Journal name Journal of molecular and cellular cardiology
Volume number 44
Issue number 2
Start page 270
End page 280
Publisher Academic Press
Place of publication London, England
Publication date 2008-02
ISSN 0022-2828
Keyword(s) hypertrophy
insulin resistance
GLUT4 transporter
metabolic remodelling
myocardial metabolism
gene expression profiling
Summary Impaired glucose uptake is associated with both cardiac hypertrophy and contractile dysfunction, but whether there are common underlying  mechanisms linking these conditions is yet to be determined.

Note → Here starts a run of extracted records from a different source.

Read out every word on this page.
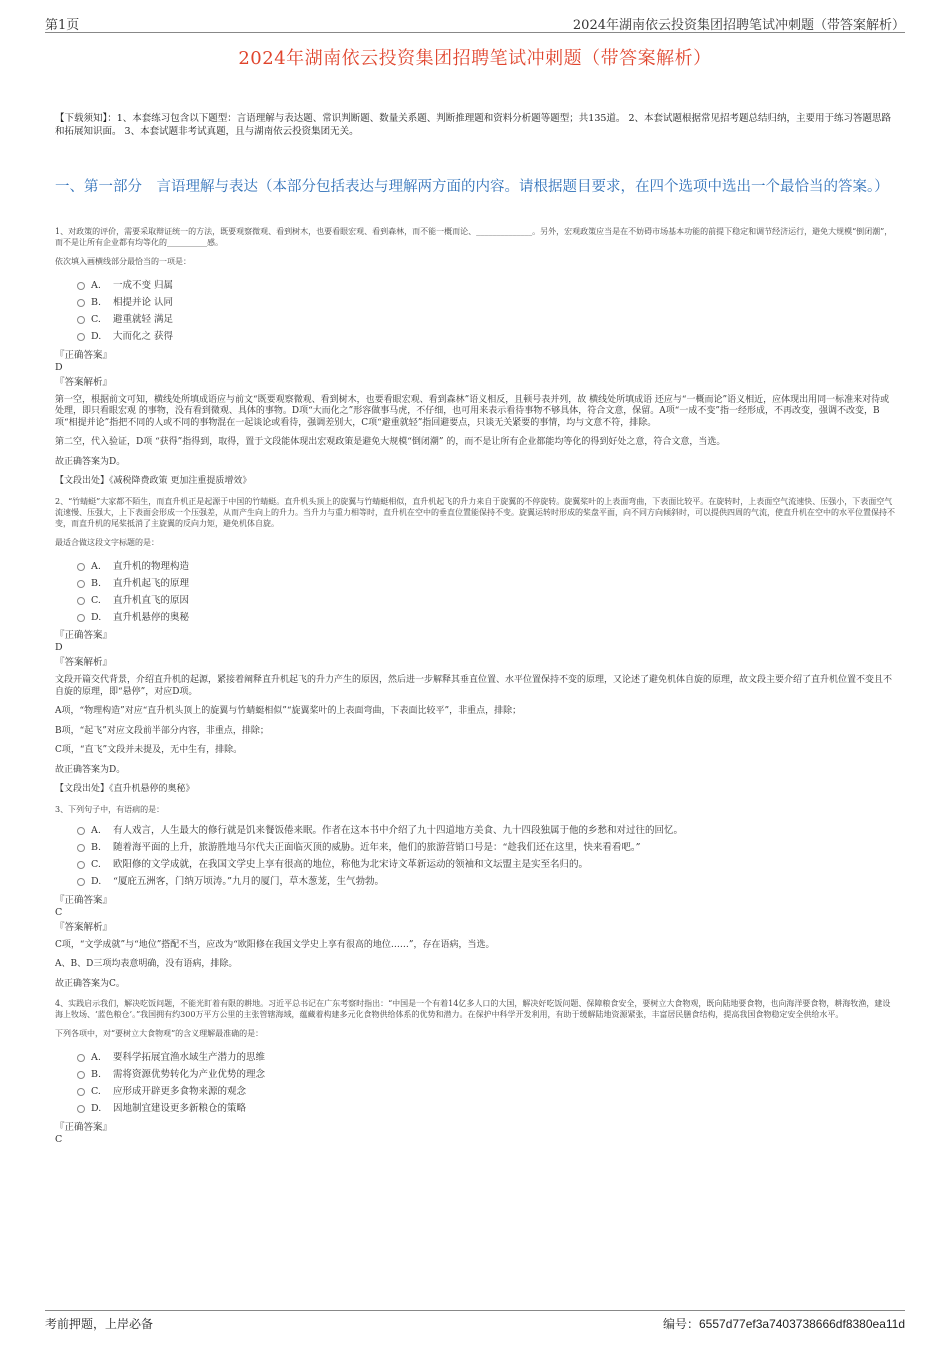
第1页	2024年湖南依云投资集团招聘笔试冲刺题（带答案解析）
2024年湖南依云投资集团招聘笔试冲刺题（带答案解析）
【下载须知】：1、本套练习包含以下题型：言语理解与表达题、常识判断题、数量关系题、判断推理题和资料分析题等题型；共135道。 2、本套试题根据常见招考题总结归纳，主要用于练习答题思路和拓展知识面。 3、本套试题非考试真题，且与湖南依云投资集团无关。
一、第一部分　言语理解与表达（本部分包括表达与理解两方面的内容。请根据题目要求，在四个选项中选出一个最恰当的答案。）

1、对政策的评价，需要采取辩证统一的方法，既要观察微观、看到树木，也要看眼宏观、看到森林，而不能一概而论、______________。另外，宏观政策应当是在不妨碍市场基本功能的前提下稳定和调节经济运行，避免大规模“倒闭潮”，而不是让所有企业都有均等化的__________感。

依次填入画横线部分最恰当的一项是：

A.	一成不变 归属
B.	相提并论 认同
C.	避重就轻 满足
D.	大而化之 获得

『正确答案』

D

『答案解析』

第一空，根据前文可知，横线处所填成语应与前文“既要观察微观、看到树木，也要看眼宏观、看到森林”语义相反，且顿号表并列，故 横线处所填成语 还应与“一概而论”语义相近，应体现出用同一标准来对待或处理，即只看眼宏观 的事物，没有看到微观、具体的事物。D项“大而化之”形容做事马虎，不仔细，也可用来表示看待事物不够具体，符合文意，保留。A项“一成不变”指一经形成，不再改变，强调不改变，B项“相提并论”指把不同的人或不同的事物混在一起谈论或看待，强调差别大，C项“避重就轻”指回避要点，只谈无关紧要的事情，均与文意不符，排除。

第二空，代入验证，D项 “获得”指得到，取得，置于文段能体现出宏观政策是避免大规模“倒闭潮” 的，而不是让所有企业都能均等化的得到好处之意，符合文意，当选。

故正确答案为D。

【文段出处】《减税降费政策 更加注重提质增效》

2、“竹蜻蜓”大家都不陌生，而直升机正是起源于中国的竹蜻蜓。直升机头顶上的旋翼与竹蜻蜓相似，直升机起飞的升力来自于旋翼的不停旋转。旋翼桨叶的上表面弯曲，下表面比较平。在旋转时，上表面空气流速快、压强小，下表面空气流速慢、压强大，上下表面会形成一个压强差，从而产生向上的升力。当升力与重力相等时，直升机在空中的垂直位置能保持不变。旋翼运转时形成的桨盘平面，向不同方向倾斜时，可以提供四周的气流，使直升机在空中的水平位置保持不变，而直升机的尾桨抵消了主旋翼的反向力矩，避免机体自旋。

最适合做这段文字标题的是：

A.	直升机的物理构造
B.	直升机起飞的原理
C.	直升机直飞的原因
D.	直升机悬停的奥秘

『正确答案』

D

『答案解析』

文段开篇交代背景，介绍直升机的起源，紧接着阐释直升机起飞的升力产生的原因，然后进一步解释其垂直位置、水平位置保持不变的原理，又论述了避免机体自旋的原理，故文段主要介绍了直升机位置不变且不自旋的原理，即“悬停”，对应D项。

A项，“物理构造”对应“直升机头顶上的旋翼与竹蜻蜓相似”“旋翼桨叶的上表面弯曲，下表面比较平”，非重点，排除；

B项，“起飞”对应文段前半部分内容，非重点，排除；

C项，“直飞”文段并未提及，无中生有，排除。

故正确答案为D。

【文段出处】《直升机悬停的奥秘》

3、下列句子中，有语病的是：

A.	有人戏言，人生最大的修行就是饥来餐饭倦来眠。作者在这本书中介绍了九十四道地方美食、九十四段独属于他的乡愁和对过往的回忆。
B.	随着海平面的上升，旅游胜地马尔代夫正面临灭顶的威胁。近年来，他们的旅游营销口号是：“趁我们还在这里，快来看看吧。”
C.	欧阳修的文学成就，在我国文学史上享有很高的地位，称他为北宋诗文革新运动的领袖和文坛盟主是实至名归的。
D.	“厦庇五洲客，门纳万顷涛。”九月的厦门，草木葱茏，生气勃勃。

『正确答案』

C

『答案解析』

C项，“文学成就”与“地位”搭配不当，应改为“欧阳修在我国文学史上享有很高的地位……”，存在语病，当选。

A、B、D三项均表意明确，没有语病，排除。

故正确答案为C。

4、实践启示我们，解决吃饭问题，不能光盯着有限的耕地。习近平总书记在广东考察时指出：“中国是一个有着14亿多人口的大国，解决好吃饭问题、保障粮食安全，要树立大食物观，既向陆地要食物，也向海洋要食物，耕海牧渔，建设海上牧场、‘蓝色粮仓’。”我国拥有约300万平方公里的主张管辖海域，蕴藏着构建多元化食物供给体系的优势和潜力。在保护中科学开发利用，有助于缓解陆地资源紧张，丰富居民膳食结构，提高我国食物稳定安全供给水平。

下列各项中，对“要树立大食物观”的含义理解最准确的是：

A.	要科学拓展宜渔水域生产潜力的思维
B.	需将资源优势转化为产业优势的理念
C.	应形成开辟更多食物来源的观念
D.	因地制宜建设更多新粮仓的策略

『正确答案』

C

考前押题，上岸必备	编号：6557d77ef3a7403738666df8380ea11d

Using a ‘gene dose’ Cre-Lox GLUT4-deficient murine model, we examined the effect of suppressed glucose availability on global myocardial gene expression and glycolysis substrate bypass on the function of isolated perfused hearts. Performance of hearts from 22- to 60-week-old male GLUT4 knockout (KO, > 95% reduction in GLUT4), GLUT4 knockdown (KD, 85% reduction in cardiac GLUT4) and C57Bl/6 wild-type (WT) controls was measured ex vivo in Langendorff mode perfusion. DNA microarray was used to profile mRNA expression differences between GLUT4-KO and GLUT4-KD hearts. At 22 weeks, GLUT4-KO hearts exhibited cardiac hypertrophy and impaired contractile function ex vivo, characterized by a 40% decrease in developed pressure. At 60 weeks, dysfunction was accentuated in GLUT4-KO hearts and evident in GLUT4-KD hearts. Exogenous pyruvate (5 mM) restored systolic pressure to a level equivalent to WT (GLUT4-KO, 176.8 ± 13.2 mmHg vs. WT, 146.4 ± 9.56 mmHg) in 22-week-old GLUT4-KO hearts but not in 60-week-old GLUT4-KO hearts. In GLUT4-KO, DNA microarray analysis detected downregulation of a number of genes centrally involved in mitochondrial oxidation and upregulation of other genes indicative of a shift to cytosolic β-oxidation of long chain fatty acids. A direct link between cardiomyocyte GLUT4 deficiency, hypertrophy and contractile dysfunction is demonstrated. These data provide mechanistic insight into the myocardial metabolic adaptations associated with short and long-term insulin resistance and indicate a window of opportunity for substrate intervention and functional ‘rescue’.
Language eng
DOI 10.1016/j.yjmcc.2007.11.020
Field of Research 110201 Cardiology (incl Cardiovascular Diseases)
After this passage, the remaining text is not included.